Sylvain Cascarino, l’auteur de cet opuscule destiné à devenir aussi célèbre que "L’Insurrection qui vient", n’est pas un anarcho-autonome qui tient une épicerie alternative en Corrèze. Il travaille dans une société cotée en Bourse, après avoir fait ses premières armes chez Arthur Andersen. Titulaire d’un master en Droit et d’un autre en management, il sait donc de quoi il parle, et présente même dans son cursus professionnel qu’il s’est fait une spécialité de la mise en œuvre d’une équipe et de la définition de ses objectifs. Ouvert et d’accès facile, nous sommes loin de l’activiste résolu à en découdre avec le système en place. Avec "Le Management par la Terreur", son but est simplement de nous donner les clés de l’entreprise dans laquelle nous travaillons.

Le manuel de Sylvain Cascarino, édité en 2002 sur Internet, comporte 10 leçons qui détaillent les mille et une façons de créer l’illusion d’une entreprise conviviale et moderne en mettant tout à profit pour tirer des gens qui y travaillent un maximum d’engagement pour faire fructifier un centre de profit. De l’image de l’entreprise à l’illusion des rapports qui s’y sont établis, tout est mis en œuvre pour asservir l’employé pris au piège d’une organisation de type stalinien, grâce à la compétition entre les collaborateurs et une dévalorisation psychologique permanente.

"Après une période d’euphorie, tout salarié normalement constitué s’aperçoit de la supercherie, de l’illusion des rapports, mais il comprend vite que cette illusion ne peut être dénoncée car tout a été mis en place pour établir une certaine loi du silence qui devient la règle tacite principale", prétend Sylvain Cascarino.

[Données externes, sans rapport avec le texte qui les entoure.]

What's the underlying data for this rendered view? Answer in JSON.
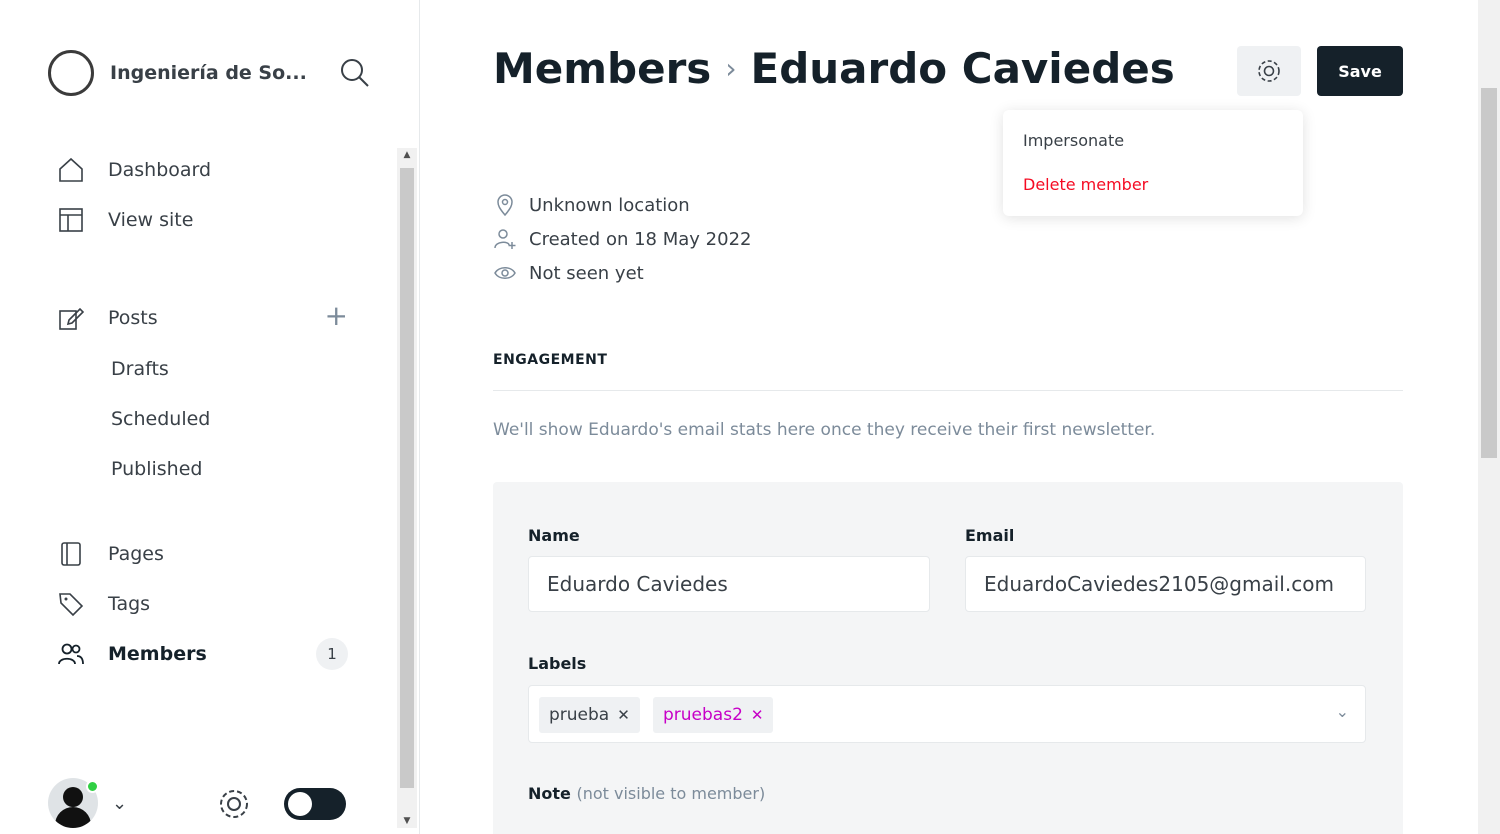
{
  "sidebar": {
    "site_name": "Ingeniería de So...",
    "nav": {
      "dashboard": "Dashboard",
      "view_site": "View site",
      "posts": "Posts",
      "drafts": "Drafts",
      "scheduled": "Scheduled",
      "published": "Published",
      "pages": "Pages",
      "tags": "Tags",
      "members": "Members",
      "members_count": "1",
      "add_post": "+"
    }
  },
  "header": {
    "crumb_parent": "Members",
    "crumb_sep": "›",
    "crumb_current": "Eduardo Caviedes",
    "save_label": "Save"
  },
  "dropdown": {
    "impersonate": "Impersonate",
    "delete": "Delete member"
  },
  "meta": {
    "location": "Unknown location",
    "created": "Created on 18 May 2022",
    "seen": "Not seen yet"
  },
  "engagement": {
    "title": "ENGAGEMENT",
    "text": "We'll show Eduardo's email stats here once they receive their first newsletter."
  },
  "form": {
    "name_label": "Name",
    "name_value": "Eduardo Caviedes",
    "email_label": "Email",
    "email_value": "EduardoCaviedes2105@gmail.com",
    "labels_label": "Labels",
    "tags": [
      "prueba",
      "pruebas2"
    ],
    "note_label": "Note",
    "note_hint": "(not visible to member)"
  },
  "colors": {
    "accent_dark": "#15212a",
    "danger": "#f50b23",
    "online": "#30cf43",
    "tag_pink": "#c700c7"
  }
}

Tout a été mis au point pour l’attirer dans le piège, mais le benêt qui s’y laisse prendre comprend ensuite qu’un recrutement pléthorique est destiné à ne conserver que les plus productifs, les plus disciplinés, les mieux impliqués dans le système qui est proposé à tous.

"L’organisation doit être structurée de telle manière que l’individu ait un rôle étroit bien défini au sein de l’édifice", explique l’auteur du manuel. En répartissant, puis en multipliant les tâches, en mettant les employés récalcitrants au placard, en proposant des séminaires et des réunions pour tester la motivation des membres d’un groupe, le management parvient à le contrôler complètement. "L’objectif est en fait d’annihiler toute créativité, d’éteindre toute initiative pour empêcher une personnalité de sortir du rang et ainsi mettre en péril tout l’édifice".

"L’objectif est de créer un climat où tout le monde s’observe, se surveille, où chacun limite l’autre et donc le contrôle : il faut créer un véritable esprit latent de paranoïa de chacun envers les autres, de chacun contre le système". C’est ainsi que Sylvain Cascarino définit l’esprit corporate ou "maison", comme il était courant de dire autrefois. "Les gens doivent se sentir menacés par leur voisin, qui n’hésitera pas à les sacrifier pour monter dans la hiérarchie".